A pergunta “Quem não dá o dízimo pode perder a salvação?” tem sido recorrente entre cristãos preocupados com a fidelidade a Deus e o destino eterno da alma. A resposta, no entanto, exige uma abordagem que vá além do senso comum, explorando fundamentos doutrinários, exegese bíblica e princípios da soteriologia cristã.
A origem do dízimo e seu papel na Antiga Aliança
O dízimo, do hebraico ma‘ăśēr (מַעֲשֵׂר), significa literalmente “décima parte”. Instituído no Antigo Testamento, ele fazia parte da Lei Mosaica e tinha finalidade específica: sustentar os levitas, sacerdotes e prover para os necessitados (Números 18:21-24; Deuteronômio 14:28-29). No contexto da Antiga Aliança, o não cumprimento dessa ordenança era considerado uma transgressão à lei de Deus, sendo classificado como “roubo” em Malaquias 3:8-10.
Contudo, é fundamental compreender que a teologia da salvação — soteriologia — não se fundamenta na obediência a mandamentos cerimoniais da Lei, mas na fé em Jesus Cristo.
Soteriologia: a salvação é pela graça ou por méritos?
Segundo Efésios 2:8-9, “pela graça sois salvos, mediante a fé; e isto não vem de vós, é dom de Deus; não de obras, para que ninguém se glorie.” Portanto, a salvação não depende da entrega do dízimo, nem de qualquer outra obra que o homem possa realizar, mas da fé genuína em Cristo.
Ao perguntar “quem não dá o dízimo pode perder a salvação?”, é necessário separar duas doutrinas distintas: salvação e mordomia cristã. A primeira é um dom imerecido; a segunda, uma expressão de gratidão e responsabilidade diante de Deus.
O dízimo no Novo Testamento: prática ou princípio?
No Novo Testamento, não há uma ordenança explícita para que os cristãos entreguem o dízimo. Jesus menciona o dízimo em Mateus 23:23, mas dentro de um contexto farisaico, criticando a hipocrisia religiosa. Paulo, por sua vez, ensina sobre contribuição com generosidade e voluntariedade (2 Coríntios 9:6-7), sem estipular porcentagens fixas.
Assim, a doutrina neotestamentária desloca o foco do legalismo para a liberalidade do coração, indicando que o dízimo é um princípio de mordomia, não uma condição para ser salvo.

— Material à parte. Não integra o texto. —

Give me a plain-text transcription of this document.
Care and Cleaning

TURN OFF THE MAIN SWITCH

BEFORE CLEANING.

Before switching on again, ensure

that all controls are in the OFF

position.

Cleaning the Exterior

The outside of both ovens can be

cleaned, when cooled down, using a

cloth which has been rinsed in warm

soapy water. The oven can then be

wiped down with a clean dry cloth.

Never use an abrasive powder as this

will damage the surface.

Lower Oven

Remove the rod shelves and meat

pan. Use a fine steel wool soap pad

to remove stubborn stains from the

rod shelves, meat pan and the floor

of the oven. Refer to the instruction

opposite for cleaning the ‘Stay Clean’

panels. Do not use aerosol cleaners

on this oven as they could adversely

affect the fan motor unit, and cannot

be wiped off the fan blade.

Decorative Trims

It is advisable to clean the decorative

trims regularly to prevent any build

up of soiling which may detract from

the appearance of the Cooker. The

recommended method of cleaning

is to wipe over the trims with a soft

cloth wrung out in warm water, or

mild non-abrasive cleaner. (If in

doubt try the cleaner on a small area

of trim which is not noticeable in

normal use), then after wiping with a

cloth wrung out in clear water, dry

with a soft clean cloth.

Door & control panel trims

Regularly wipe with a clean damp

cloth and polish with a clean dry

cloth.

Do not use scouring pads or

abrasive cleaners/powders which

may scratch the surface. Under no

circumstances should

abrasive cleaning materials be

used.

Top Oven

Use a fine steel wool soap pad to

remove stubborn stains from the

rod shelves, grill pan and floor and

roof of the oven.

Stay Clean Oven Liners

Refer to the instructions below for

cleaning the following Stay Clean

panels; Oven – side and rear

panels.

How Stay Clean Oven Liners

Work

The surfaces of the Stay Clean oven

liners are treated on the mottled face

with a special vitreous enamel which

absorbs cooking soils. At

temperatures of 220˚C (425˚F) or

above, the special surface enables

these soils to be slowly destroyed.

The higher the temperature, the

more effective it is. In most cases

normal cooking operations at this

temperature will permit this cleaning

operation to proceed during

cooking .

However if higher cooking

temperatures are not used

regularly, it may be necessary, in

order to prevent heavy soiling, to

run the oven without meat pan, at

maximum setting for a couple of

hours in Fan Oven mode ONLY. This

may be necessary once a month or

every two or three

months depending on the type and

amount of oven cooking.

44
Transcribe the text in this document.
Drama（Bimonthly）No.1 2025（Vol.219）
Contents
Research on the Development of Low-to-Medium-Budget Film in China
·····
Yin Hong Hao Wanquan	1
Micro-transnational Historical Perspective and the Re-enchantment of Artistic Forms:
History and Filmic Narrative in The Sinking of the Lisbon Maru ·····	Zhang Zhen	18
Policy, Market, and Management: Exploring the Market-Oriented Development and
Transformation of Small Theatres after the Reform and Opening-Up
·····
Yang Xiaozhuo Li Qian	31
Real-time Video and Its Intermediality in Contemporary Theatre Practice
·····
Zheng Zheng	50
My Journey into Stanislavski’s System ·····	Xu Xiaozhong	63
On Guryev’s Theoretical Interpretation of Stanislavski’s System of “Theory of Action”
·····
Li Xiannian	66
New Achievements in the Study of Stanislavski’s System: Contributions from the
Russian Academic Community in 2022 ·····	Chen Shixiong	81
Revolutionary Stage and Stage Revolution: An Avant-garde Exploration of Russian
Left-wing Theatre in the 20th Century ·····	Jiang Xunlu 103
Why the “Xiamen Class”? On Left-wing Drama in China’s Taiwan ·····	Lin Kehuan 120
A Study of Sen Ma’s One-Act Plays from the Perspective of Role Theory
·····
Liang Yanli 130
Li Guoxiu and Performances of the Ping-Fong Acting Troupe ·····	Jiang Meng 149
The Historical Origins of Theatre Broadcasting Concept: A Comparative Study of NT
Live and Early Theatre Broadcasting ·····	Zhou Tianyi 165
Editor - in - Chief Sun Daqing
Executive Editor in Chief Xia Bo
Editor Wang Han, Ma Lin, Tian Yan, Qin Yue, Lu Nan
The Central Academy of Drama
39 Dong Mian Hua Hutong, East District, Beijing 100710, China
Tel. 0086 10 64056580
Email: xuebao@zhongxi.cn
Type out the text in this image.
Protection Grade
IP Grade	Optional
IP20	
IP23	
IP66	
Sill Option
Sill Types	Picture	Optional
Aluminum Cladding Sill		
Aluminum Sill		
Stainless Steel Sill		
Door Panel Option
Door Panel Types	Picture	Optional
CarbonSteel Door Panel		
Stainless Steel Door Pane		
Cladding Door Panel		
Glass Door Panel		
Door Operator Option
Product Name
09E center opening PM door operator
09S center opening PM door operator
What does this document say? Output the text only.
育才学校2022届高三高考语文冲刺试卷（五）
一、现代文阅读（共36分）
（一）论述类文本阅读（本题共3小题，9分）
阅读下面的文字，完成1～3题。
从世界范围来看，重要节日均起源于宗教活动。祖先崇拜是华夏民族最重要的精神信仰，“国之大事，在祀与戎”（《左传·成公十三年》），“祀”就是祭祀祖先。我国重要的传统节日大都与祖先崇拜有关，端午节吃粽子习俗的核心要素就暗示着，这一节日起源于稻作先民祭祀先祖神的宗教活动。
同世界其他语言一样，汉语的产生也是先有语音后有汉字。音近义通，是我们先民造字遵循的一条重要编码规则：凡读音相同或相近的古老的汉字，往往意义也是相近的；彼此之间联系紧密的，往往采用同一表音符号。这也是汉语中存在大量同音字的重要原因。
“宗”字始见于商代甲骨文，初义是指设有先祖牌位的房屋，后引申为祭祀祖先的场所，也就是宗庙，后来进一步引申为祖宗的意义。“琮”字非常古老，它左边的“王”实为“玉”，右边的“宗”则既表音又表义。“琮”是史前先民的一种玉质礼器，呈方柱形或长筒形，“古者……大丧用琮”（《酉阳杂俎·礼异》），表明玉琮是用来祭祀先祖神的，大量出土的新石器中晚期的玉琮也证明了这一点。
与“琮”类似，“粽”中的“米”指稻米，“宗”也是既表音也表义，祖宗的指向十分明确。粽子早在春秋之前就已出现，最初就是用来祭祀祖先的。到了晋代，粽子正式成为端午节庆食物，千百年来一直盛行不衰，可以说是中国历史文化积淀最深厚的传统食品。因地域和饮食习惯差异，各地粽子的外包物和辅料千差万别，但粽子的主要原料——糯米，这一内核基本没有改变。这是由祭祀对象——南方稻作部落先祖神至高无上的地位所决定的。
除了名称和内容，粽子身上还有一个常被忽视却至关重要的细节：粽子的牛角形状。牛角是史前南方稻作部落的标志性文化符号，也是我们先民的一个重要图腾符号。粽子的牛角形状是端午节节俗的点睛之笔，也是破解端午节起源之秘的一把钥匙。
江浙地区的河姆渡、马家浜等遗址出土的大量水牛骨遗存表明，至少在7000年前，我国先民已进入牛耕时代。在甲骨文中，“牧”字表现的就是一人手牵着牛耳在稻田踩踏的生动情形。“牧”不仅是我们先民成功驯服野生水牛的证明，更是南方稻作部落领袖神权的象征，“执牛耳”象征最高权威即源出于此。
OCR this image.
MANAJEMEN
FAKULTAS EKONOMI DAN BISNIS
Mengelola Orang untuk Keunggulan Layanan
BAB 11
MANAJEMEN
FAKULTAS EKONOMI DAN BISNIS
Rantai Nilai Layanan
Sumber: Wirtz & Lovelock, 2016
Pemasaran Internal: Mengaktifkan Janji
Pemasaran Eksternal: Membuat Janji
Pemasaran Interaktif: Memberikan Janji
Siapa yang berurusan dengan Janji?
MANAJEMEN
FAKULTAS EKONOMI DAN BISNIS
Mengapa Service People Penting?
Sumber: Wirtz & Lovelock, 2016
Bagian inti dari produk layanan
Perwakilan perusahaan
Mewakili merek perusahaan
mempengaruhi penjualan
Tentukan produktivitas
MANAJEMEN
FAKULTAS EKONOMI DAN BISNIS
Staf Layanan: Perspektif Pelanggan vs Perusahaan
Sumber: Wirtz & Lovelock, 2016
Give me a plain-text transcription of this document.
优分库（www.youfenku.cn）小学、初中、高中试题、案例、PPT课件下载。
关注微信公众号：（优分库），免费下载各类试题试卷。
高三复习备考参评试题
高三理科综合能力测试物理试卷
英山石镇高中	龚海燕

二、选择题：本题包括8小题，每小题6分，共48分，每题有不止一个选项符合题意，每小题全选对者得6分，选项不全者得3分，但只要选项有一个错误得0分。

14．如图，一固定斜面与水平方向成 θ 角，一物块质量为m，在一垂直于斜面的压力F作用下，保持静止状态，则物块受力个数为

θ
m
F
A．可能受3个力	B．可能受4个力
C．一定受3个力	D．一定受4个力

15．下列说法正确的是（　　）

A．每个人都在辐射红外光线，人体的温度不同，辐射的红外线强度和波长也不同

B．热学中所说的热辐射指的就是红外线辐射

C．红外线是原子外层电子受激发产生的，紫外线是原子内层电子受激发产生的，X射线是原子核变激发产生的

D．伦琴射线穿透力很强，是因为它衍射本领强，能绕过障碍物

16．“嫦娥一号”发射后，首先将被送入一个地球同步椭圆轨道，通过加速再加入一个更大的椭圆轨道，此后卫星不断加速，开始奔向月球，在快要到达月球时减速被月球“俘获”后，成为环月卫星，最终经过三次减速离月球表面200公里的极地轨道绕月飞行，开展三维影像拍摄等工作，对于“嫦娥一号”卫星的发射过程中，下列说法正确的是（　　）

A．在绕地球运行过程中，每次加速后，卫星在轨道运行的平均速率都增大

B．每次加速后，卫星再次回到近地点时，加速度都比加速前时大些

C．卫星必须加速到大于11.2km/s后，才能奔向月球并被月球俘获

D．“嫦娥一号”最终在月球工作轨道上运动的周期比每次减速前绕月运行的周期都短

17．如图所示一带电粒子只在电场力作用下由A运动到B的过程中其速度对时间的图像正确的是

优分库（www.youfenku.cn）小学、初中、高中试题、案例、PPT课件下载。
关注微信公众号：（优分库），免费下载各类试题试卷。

Quem não dá o dízimo pode perder a salvação?
Voltamos à questão principal: quem não dá o dízimo pode perder a salvação? Tecnicamente, a resposta é não — pelo menos do ponto de vista da ortodoxia reformada e da teologia bíblica. A salvação é obra exclusiva de Deus, baseada na fé e no arrependimento, não nas contribuições financeiras.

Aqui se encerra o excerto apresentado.